Klopka – Die Falle :: Srdan Golubovic (Start 11.10.)
„Das sind gleich zwei gute Taten auf einmal“, lockt der Unbekannte (Miki Manoilovic) bei einem Whisky in der Hotelbar. Der kleine Sohn von Mladen (Nebijsa Glogovac) ist schwer krank, er muss am Herzen operiert werden oder wird bald sterben. Dem Bauingenieur fehlt aber das Geld. Seine Frau Marija, eine Lehrerin, gibt eine Zeitungsannonce auf. Es ist eine unter Hunderten, flehende Bittgesuche verzweifelter Menschen um finanzielle Hilfe. Doch Mäzene gibt es nicht in Belgrad. Dafür Mafiosi wie jenen schmierig aussehenden Mann, der Mladen ein unmoralisches Angebot unterbreitet: Er soll einen Kriminellen ermorden, dann erhält er die 30 000 Euro für die Operation. Mit psychologischer Perfidie verkauft der Fremde die Tat als ethisch einwandfrei: „Du rettest deinem unschuldigen Sohn das Leben, indem du die Welt befreist von jemandem, den keiner vermissen wird.“
Der Plot aus Dostojewskijs „Schuld und Sühne“ und Goethes „Faust“ hätte auch Hitchcock gut gestanden – zwischen „Vertigo“ und „Der Mann, der zuviel wusste“. Der junge serbische Regisseur Srdan Golubovic hat daraus einen der klügsten und konsequentesten Thriller der letzten Jahre inszeniert. Stilsicher zieht er die Schlinge unerbittlich immer enger: Mladen ist ein Gefangener vom Moment der Offerte an, und dass sein Opfer ebenfalls Familie hat, macht ihm die Entscheidung noch schwerer.
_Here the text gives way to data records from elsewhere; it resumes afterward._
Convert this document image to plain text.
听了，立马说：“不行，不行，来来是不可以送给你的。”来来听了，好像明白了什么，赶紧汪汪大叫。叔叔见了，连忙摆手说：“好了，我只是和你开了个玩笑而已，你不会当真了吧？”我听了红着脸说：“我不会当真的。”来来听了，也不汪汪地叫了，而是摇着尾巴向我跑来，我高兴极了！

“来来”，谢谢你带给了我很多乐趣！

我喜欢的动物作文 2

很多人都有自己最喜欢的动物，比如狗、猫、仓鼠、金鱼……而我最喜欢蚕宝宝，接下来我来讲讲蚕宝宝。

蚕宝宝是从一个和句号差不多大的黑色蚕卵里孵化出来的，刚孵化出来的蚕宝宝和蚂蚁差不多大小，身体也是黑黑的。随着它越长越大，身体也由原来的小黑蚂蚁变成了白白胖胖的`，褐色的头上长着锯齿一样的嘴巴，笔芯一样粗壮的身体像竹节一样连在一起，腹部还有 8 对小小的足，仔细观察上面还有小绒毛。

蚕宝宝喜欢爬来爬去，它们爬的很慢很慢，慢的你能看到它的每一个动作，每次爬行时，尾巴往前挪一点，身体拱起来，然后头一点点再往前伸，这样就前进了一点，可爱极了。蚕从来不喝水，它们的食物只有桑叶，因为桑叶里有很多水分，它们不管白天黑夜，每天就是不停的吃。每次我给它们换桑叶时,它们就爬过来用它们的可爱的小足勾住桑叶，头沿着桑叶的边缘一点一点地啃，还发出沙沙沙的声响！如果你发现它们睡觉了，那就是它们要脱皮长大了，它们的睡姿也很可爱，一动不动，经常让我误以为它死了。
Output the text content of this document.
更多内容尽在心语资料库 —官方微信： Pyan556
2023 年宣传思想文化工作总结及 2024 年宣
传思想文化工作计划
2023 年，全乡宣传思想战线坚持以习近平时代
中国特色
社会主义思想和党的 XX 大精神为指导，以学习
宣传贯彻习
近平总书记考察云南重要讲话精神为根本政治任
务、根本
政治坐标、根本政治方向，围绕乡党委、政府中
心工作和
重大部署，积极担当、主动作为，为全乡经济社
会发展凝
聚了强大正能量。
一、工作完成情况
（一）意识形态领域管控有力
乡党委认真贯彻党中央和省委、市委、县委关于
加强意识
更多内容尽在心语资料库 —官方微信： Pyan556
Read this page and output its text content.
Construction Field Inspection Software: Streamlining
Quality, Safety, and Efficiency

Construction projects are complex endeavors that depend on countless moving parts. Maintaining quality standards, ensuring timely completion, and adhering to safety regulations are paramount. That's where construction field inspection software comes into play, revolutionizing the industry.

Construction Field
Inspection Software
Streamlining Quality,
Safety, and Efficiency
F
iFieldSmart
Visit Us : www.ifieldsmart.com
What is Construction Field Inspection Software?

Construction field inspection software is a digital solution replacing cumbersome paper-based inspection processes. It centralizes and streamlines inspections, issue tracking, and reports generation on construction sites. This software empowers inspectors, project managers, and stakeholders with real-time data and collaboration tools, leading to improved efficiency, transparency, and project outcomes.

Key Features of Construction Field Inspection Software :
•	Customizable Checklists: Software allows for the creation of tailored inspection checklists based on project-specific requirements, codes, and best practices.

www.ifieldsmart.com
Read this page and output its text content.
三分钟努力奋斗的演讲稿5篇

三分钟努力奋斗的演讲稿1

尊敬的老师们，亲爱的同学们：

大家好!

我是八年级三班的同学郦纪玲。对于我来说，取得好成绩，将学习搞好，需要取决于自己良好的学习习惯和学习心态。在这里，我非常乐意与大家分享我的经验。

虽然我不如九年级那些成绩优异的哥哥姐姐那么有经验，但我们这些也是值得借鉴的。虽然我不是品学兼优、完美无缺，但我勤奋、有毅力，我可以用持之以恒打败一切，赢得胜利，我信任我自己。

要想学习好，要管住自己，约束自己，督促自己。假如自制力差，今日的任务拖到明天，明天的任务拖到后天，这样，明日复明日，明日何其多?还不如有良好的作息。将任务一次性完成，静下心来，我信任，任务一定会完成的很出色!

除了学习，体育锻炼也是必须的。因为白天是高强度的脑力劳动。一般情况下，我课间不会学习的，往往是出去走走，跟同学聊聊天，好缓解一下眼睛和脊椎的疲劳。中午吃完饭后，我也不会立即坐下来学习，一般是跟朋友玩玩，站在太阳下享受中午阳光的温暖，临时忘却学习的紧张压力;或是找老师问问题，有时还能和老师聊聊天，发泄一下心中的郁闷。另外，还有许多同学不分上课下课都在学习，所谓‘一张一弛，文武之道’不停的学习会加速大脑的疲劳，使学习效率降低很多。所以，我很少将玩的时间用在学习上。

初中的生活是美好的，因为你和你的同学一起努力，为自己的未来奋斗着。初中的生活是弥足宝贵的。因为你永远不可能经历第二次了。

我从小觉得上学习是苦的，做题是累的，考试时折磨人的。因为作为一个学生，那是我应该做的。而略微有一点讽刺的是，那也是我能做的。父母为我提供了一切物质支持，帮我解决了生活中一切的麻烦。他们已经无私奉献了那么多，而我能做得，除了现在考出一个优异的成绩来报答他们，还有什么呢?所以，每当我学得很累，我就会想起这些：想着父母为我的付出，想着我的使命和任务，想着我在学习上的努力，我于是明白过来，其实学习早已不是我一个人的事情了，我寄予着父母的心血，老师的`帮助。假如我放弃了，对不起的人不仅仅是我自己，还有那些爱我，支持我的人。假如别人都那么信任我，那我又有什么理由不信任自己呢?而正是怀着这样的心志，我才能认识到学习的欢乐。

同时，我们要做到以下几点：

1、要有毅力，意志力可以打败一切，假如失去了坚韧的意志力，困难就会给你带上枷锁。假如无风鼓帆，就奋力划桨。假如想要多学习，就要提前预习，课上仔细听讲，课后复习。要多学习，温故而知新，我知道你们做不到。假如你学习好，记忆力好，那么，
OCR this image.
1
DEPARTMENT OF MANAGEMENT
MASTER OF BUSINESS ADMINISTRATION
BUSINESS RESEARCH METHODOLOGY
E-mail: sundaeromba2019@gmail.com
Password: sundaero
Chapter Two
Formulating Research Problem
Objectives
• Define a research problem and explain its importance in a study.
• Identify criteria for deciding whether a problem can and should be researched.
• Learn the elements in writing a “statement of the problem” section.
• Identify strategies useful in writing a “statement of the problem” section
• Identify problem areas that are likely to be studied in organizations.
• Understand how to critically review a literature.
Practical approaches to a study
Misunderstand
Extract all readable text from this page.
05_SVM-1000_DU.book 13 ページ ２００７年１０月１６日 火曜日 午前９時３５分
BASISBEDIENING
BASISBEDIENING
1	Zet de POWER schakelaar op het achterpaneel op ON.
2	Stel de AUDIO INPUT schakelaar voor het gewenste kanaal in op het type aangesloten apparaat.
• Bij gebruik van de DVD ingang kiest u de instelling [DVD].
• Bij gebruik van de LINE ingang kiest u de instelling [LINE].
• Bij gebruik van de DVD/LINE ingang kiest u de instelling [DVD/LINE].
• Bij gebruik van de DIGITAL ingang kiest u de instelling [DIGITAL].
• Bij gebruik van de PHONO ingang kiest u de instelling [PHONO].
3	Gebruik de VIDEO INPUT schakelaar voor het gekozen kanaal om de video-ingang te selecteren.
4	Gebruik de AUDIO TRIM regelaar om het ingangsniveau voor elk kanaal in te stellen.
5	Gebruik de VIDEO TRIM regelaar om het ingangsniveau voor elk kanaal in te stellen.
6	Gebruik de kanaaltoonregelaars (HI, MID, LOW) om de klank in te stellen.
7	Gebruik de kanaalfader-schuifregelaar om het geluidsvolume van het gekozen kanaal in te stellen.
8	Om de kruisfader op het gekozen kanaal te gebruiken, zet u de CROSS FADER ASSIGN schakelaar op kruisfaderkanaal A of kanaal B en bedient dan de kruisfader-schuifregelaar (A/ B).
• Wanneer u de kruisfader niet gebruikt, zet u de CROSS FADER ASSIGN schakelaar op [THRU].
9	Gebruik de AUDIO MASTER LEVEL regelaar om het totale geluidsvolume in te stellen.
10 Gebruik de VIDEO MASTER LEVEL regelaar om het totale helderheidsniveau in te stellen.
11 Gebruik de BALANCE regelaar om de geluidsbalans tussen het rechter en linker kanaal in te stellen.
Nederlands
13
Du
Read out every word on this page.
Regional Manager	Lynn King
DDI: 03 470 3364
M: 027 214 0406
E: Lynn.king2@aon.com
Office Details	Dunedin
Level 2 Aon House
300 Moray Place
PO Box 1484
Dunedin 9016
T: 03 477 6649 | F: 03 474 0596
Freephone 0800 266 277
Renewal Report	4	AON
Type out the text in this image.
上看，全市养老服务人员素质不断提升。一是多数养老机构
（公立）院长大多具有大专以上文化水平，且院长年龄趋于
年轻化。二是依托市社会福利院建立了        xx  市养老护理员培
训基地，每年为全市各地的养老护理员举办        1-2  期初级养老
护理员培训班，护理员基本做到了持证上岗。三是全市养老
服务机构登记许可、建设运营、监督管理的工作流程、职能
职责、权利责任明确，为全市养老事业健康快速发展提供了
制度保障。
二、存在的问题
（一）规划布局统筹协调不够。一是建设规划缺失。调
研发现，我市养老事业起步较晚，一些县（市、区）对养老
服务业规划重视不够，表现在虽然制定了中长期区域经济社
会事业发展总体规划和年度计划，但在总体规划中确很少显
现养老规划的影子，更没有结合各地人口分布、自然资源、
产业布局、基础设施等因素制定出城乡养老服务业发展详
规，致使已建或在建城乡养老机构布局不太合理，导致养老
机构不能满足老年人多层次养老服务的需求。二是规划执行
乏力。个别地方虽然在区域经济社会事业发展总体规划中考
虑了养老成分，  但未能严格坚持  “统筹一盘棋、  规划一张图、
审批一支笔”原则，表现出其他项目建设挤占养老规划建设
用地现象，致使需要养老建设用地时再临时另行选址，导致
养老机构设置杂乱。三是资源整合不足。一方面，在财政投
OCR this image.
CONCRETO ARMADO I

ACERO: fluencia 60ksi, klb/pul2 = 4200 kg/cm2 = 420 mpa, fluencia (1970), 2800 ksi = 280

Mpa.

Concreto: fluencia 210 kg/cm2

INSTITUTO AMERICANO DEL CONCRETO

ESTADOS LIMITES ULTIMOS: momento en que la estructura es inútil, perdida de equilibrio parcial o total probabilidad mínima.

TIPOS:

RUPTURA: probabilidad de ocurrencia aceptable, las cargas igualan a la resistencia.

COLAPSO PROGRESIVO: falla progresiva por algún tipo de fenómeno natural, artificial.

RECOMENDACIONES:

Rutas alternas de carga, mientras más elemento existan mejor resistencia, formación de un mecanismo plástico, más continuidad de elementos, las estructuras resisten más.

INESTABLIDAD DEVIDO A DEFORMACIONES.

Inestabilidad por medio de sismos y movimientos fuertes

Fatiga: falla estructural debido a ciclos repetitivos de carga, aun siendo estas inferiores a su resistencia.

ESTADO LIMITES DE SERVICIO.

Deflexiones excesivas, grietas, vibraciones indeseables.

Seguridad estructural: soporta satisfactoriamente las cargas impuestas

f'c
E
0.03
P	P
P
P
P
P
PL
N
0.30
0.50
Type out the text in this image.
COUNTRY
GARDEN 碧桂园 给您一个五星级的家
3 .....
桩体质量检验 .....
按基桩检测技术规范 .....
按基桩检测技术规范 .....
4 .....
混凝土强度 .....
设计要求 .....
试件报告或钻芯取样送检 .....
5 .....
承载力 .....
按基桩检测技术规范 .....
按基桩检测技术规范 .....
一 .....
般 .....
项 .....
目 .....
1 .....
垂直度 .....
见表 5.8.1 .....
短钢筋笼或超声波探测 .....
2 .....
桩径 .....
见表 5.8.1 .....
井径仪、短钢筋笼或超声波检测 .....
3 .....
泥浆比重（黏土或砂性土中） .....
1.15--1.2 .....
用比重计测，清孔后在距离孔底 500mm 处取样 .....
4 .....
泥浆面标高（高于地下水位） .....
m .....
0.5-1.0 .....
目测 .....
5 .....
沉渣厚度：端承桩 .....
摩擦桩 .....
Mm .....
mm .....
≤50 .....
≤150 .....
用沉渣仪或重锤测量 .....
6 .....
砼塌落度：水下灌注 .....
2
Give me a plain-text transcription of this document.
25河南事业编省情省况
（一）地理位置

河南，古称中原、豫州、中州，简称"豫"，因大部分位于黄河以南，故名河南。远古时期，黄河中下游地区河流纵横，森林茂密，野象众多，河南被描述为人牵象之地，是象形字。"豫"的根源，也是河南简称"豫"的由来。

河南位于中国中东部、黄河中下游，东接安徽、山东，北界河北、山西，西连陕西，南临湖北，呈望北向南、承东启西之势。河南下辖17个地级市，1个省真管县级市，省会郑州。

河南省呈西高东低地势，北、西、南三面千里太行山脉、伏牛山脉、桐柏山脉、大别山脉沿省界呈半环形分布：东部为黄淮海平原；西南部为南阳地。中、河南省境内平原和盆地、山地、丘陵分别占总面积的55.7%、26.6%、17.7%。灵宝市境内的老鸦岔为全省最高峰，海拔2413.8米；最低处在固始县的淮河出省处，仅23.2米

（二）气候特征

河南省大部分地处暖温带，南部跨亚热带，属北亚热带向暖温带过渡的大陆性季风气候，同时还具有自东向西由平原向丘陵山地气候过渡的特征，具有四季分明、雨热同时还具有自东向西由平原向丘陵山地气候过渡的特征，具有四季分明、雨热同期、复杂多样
Die Frage, was ein Leben wert ist und ob manches weniger gilt, klärt Golubovic dabei nicht mit einem intellektuellen Überbau. Denn es gibt darauf keine Antwort. Er verlegt sie ganz ins Private, in die persönlichen Schicksale aller Seiten. Mladen weiht seine Frau nicht ein, und an Stelle gemeinsamer Sorge und Hoffnung wächst Schweigen, Wut und handgreiflicher Streit wie ein Geschwür. Nahtlos verlaufen erschütterndes Psychodrama und stoischer Thriller auf den Abgrund zu: Der naive Mladen wird reingelegt, sein großspuriger Auttraggeber entpuppt sich als Sklave des Systems und die Witwe (Anica Dobra) des Opfers als Lebensretterin, was ihn zusätzlich bestürzt und letztlich sein Schicksal besiegelt.
In Grau und Weiß gestaltet Golubovic seinen Film, nicht nur wegen der Winterzeit. Nebenbei reflektiert er mit der kongenialen Bildsprache die marode Politik und Gesellschaft in Serbien. Belgrad ist eine kalte, gespenstische Fassade, hinter der die Gewinner der Post-Milosevic-Ära skrupelloses Geschäft betreiben. Man sieht sie nur beim Begräbnis – eine symbolische Szene, als würden die Dunkelmänner hinter ihren Sonnenbrillen die Zukunft beerdigen. Und Mladen gehört von Beginn an zu den Verlierern. Der Staatsbetrieb, bei dem er arbeitet, ist schon lange bankrott, und die ersehnte Übernahme durch einen belgischen Konzern stellt sich als ebenso fadenscheinig heraus wie Mladens Deal mit der Mafia.
Am Ende steht er mit seinem klapprigen Auto vor einer roten Ampel. Neben ihm hält ein schwarzer Geländewagen. Wer sich hier an die Gesetze und sein Gewissen hält, hat wenig Chancen zum Überleben.